Darko is younger than Carmelo, Bosh, and Wade, and drafted at a younger age than KG was when we drafted him. Furthermore, it was not until halfway through his fourth season before Darko had accumulated as many career minutes as Wade played his rookie year (the lowest minute total of the Carmelo/Bosh/Wade triumvirate their rookie years). In fact, all of those guys surpassed Darko's total career minutes thus far by the end of their third year and have since gone on to amass nearly triple Darko's career minutes.
I suppose an argument can be made that bad players don't earn minutes, but Ryan Hollins played more minutes last year than Darko did in his first three years combined. No, I think DX nailed it when suggesting that Darko came over too soon and did not get nearly enough developmental minutes to work on his game. We'll see if Jonny Flynn benefits at all from being force fed minutes, but at just 25 years old Darko is only (approx.) two years older than Wes Johnson, Ekpe Udoh, Craig Brackins, Trevor Booker, Damion James, Greivis Vasquez, and Lazar Hayward - all first round picks in this year's draft. He's only a year older than Pekovic, for crying out loud, or even NY's heralded rookie big man Timofey Mozgov. He's younger than Tiago Splitter, younger than Linas Kleiza, younger than Hammed Haddadi, and younger than Marc Gasol to name a few.
The guy who Darko could've been had he received the playing time is Andrew Bynum - at least according to the initial scouting reports Darko was big, strong, aggressive, had a great scoring touch and defensive instincts. Whereas Bynum played limited minutes his first year and then received a jump of 1200 minutes the next year (as well as intensive hands on coaching and consistent role on his team), Darko played on a veteran team under noted rookie disliker Larry Brown. No role, no minutes, and most likely limited interest from the coaching staff yields one of the greatest draft busts in recent memory.
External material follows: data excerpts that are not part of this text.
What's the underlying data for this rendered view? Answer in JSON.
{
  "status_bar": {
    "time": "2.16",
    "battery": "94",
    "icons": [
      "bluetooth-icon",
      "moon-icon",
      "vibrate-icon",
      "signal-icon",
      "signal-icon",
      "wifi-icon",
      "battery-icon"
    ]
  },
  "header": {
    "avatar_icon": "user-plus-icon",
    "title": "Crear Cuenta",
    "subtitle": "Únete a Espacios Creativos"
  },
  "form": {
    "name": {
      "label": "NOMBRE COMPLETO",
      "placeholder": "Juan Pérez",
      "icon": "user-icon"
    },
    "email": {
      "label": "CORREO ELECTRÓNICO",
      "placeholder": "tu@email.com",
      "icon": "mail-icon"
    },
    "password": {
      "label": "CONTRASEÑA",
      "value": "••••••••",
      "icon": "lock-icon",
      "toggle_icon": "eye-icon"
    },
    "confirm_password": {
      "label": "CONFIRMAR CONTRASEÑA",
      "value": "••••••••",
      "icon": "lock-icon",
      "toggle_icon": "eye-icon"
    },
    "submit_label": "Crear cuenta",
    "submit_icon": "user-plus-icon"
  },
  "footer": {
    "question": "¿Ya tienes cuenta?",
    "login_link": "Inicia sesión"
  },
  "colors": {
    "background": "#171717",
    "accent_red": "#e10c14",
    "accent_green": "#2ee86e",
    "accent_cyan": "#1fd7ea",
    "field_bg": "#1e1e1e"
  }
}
I didn't intend for this fanpost to turn into an apology piece for Darko (even though it's kind of become one). I guess I am just fascinated at his story in the NBA and I just can't shake the question of what might have been with him? I keep thinking that he's this old dude who's been around forever and is washed up because there's no more potential left, and yet when I realize that he's only a year older than Pekovic and younger than Splitter I find my mind struggling to reconcile my perceptions of Darko with the reality of his limited development and playing time. That is, if I have such high expectations and hope for Pekovic and Splitter (including fully expecting both to grow and adjust to the NBA over the next three seasons), then why do I feel this need to buy into the idea that Darko is what he is at this point, despite giving those other two guys additional room to grow? Perhaps Rambis is correct in his gamble that with playing time, a clear role, and consistent personalized attention from the organization and coaching staff, Darko still has significant growth potential left in his game. And perhaps Pekovic and Love will be perfect practice partners for Darko as they help him rediscover the aggressive game Darko was noted for as a prospect.
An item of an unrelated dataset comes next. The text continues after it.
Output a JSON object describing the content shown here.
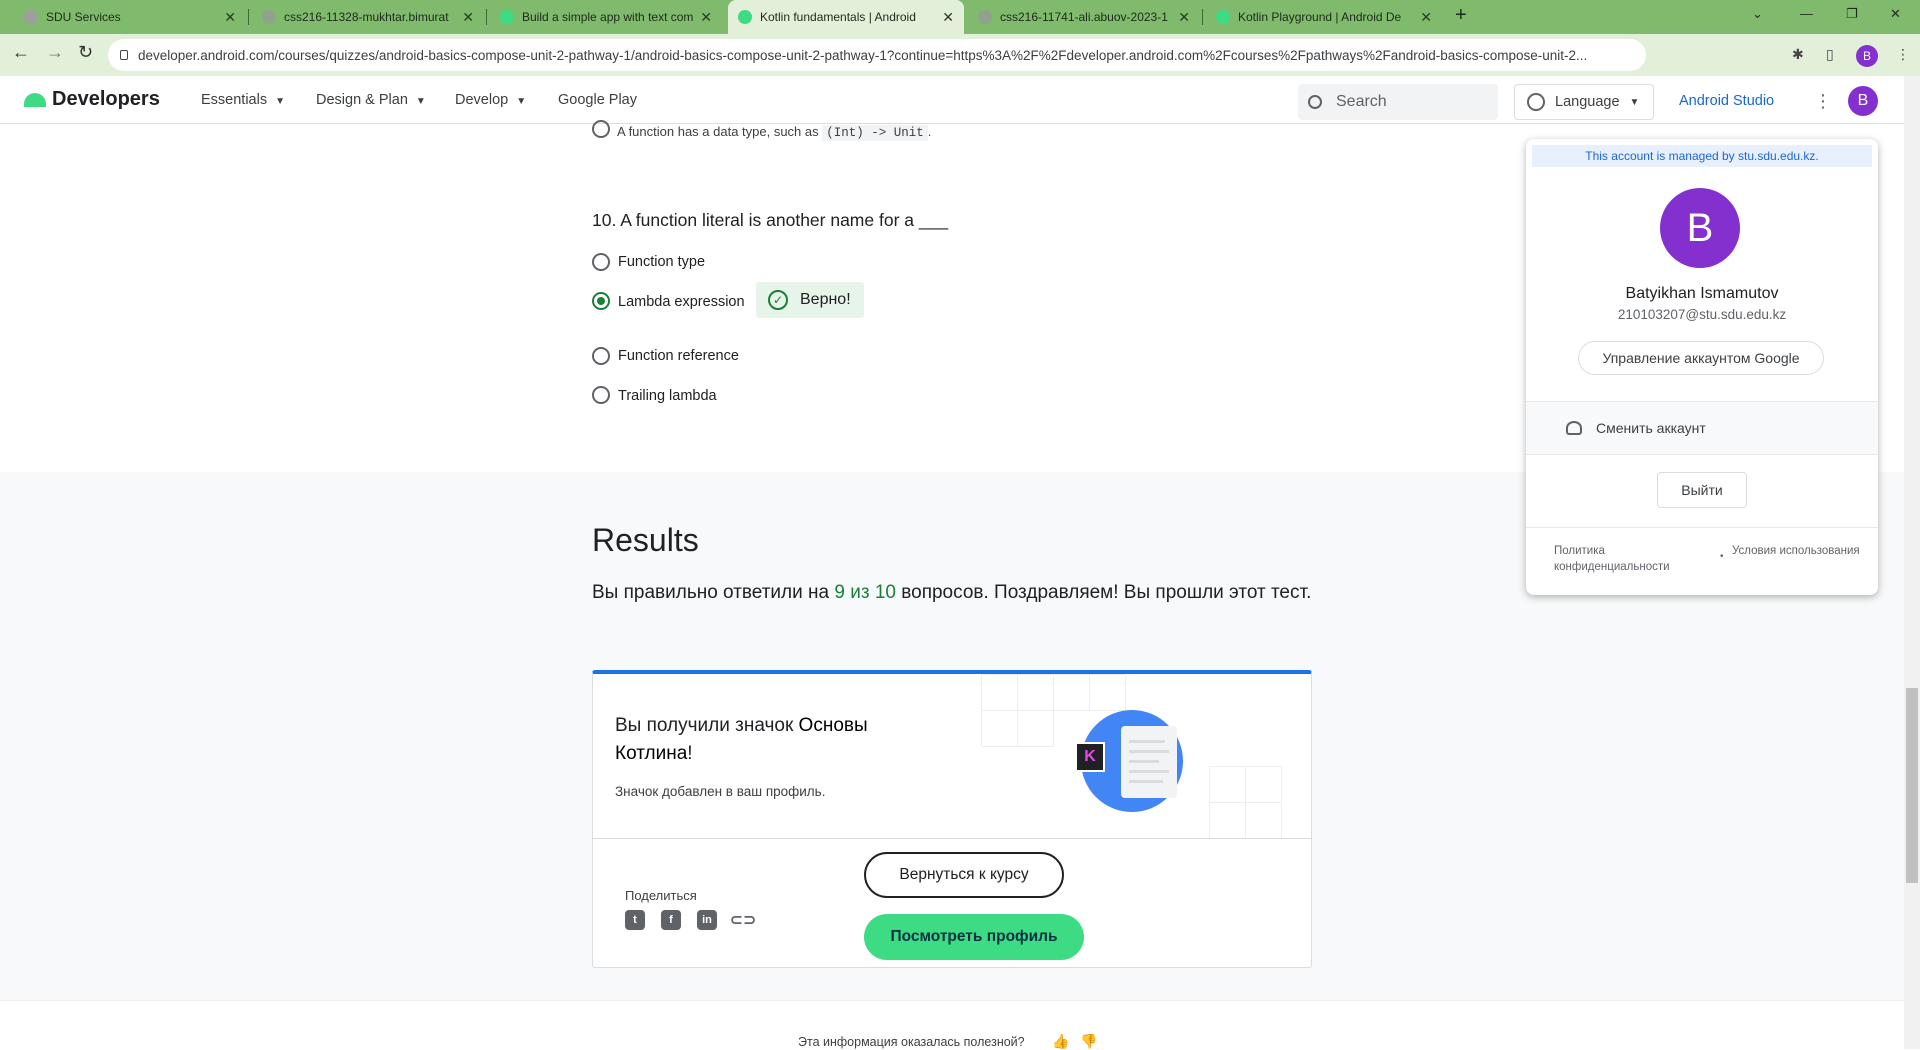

I will end with this - whatever the truth may or may not be about Darko, and no matter what he does or does not do for us this season and beyond, learning more about Darko's story makes me feel better and better about the decision to let Rubio and Bjelly stay overseas and play and develop more and more. No need to make the same mistake twice if these guys simply aren't ready to be over here.